San Diego Padres – No. 57
- Pitching coach
- Born: December 19, 1971 (age 54) Calexico, California, U.S.
- Bats: LeftThrows: Left
- Stats at Baseball Reference

Teams
- As coach Cleveland Indians (2012, 2020–2021); San Diego Padres (2022–present);

= Ruben Niebla =

American baseball coach (born 1971)

Ruben O. Niebla (born December 19, 1971), is an American former professional baseball pitcher and current pitching coach for the San Diego Padres of Major League Baseball (MLB). He formerly served as the assistant pitching coach for the Cleveland Indians.

==Career==
Niebla attended Calexico High School in Calexico, California, and Azusa Pacific University.
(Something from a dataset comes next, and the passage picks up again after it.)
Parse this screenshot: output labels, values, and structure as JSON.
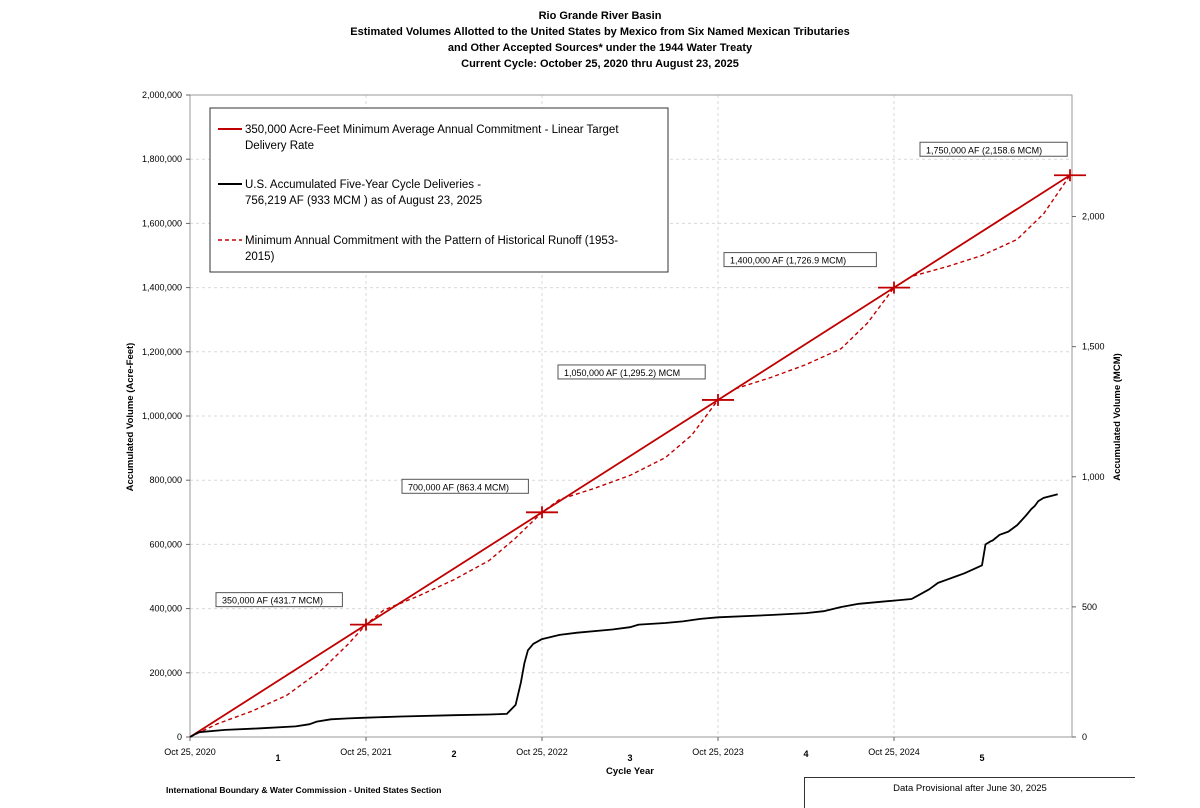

A pitcher, Niebla played in minor league baseball from 1995 to 2000 with teams in the Montreal Expos and Los Angeles Dodgers organizations and in independent baseball leagues. Niebla was with the Cleveland Indians Organization since 2001, as a coach at multiple levels of the organization. In 2010, he was a Major League Coaching Assistant for the Indians. On August 9, 2012, the Cleveland Indians fired pitching coach Scott Radinsky and named Niebla the interim pitching coach for the remainder of the 2012 season. Niebla served as the Indians minor league Pitching Coordinator from 2013 through the 2019 season. Niebla was named the Indians' assistant pitching coach on October 31, 2019.

Niebla was hired as the San Diego Padres pitching coach on October 27, 2021.